A closer look at the Obama tax plan
Obama’s plan to raise taxes for the rich may not sting as much as Republicans claim. Bob Williams at the Christian Science Monitor took a close look at the details. He writes that to ensure no one making less than $200,000 gets a tax increase, the Obama tax plan extends the 28 percent bracket. This cuts taxes for even the richest taxpayers by a few hundred dollars. It also provides a small cushion against higher taxes for people just over the $200,000 threshold. The Tax Policy Center said only 1.7 percent of households will pay more under the Obama tax plan than if Congress extends all the Bush tax cuts. Williams wrote that the reason nearly 95 percent of that 1.7 percent would pay more isn’t because of ordinary income. They get hit when the tax on capital gains and dividends goes from 15 to 20 percent. If a Republican stalemate lets the Bush tax cuts expire, the top dividend rate hits 39.6 percent.

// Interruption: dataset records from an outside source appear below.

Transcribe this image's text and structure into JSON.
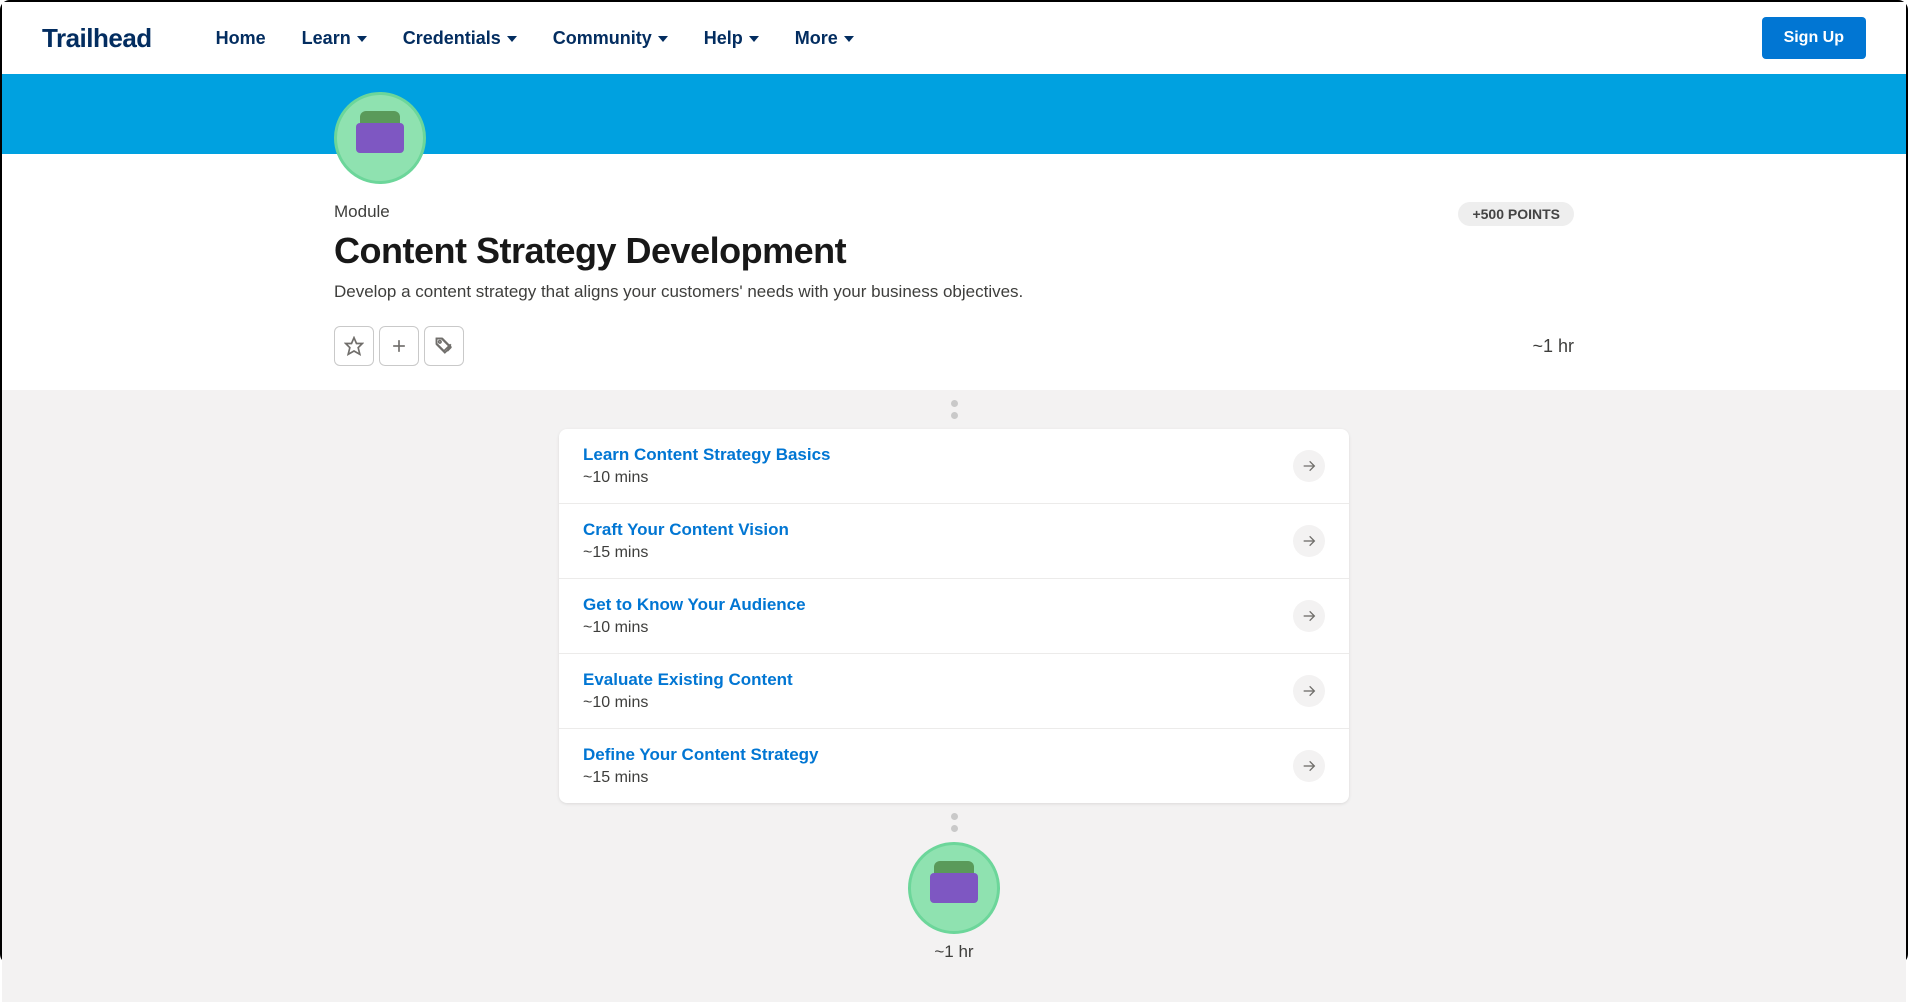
{
  "logo": "Trailhead",
  "nav": {
    "home": "Home",
    "learn": "Learn",
    "credentials": "Credentials",
    "community": "Community",
    "help": "Help",
    "more": "More"
  },
  "signup": "Sign Up",
  "module_label": "Module",
  "title": "Content Strategy Development",
  "description": "Develop a content strategy that aligns your customers' needs with your business objectives.",
  "points": "+500 POINTS",
  "duration": "~1 hr",
  "units": [
    {
      "title": "Learn Content Strategy Basics",
      "time": "~10 mins"
    },
    {
      "title": "Craft Your Content Vision",
      "time": "~15 mins"
    },
    {
      "title": "Get to Know Your Audience",
      "time": "~10 mins"
    },
    {
      "title": "Evaluate Existing Content",
      "time": "~10 mins"
    },
    {
      "title": "Define Your Content Strategy",
      "time": "~15 mins"
    }
  ],
  "bottom_duration": "~1 hr"
}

Why tax cuts could be the wrong idea
Tax cuts of any kind are not the way to solve the economy’s problems, according to Diane Lim Rogers writing on CNN. Rogers said extending the Bush tax cuts or implementing the Obama tax plan commits the U.S. to many more years of lost revenue, an increasing deficit, reduced saving and limited economic growth. While Obama says raising taxes on the rich will save $700 billion over 10 years, the savings is just a fraction of the $2.2 trillion cost (not including interest) of extending the Bush tax cuts for everyone else. Lim Rogers writes that deficit-financed fiscal policies (read economic stimulus) have a bigger bang for the buck in terms of boosting demand for goods and services and creating jobs. Most importantly, she writes, a temporary extension of the tax cuts won’t solve the long-term deficit problem. This is because the U.S. government can’t be trusted to let expiring tax cuts expire–as it is proving now.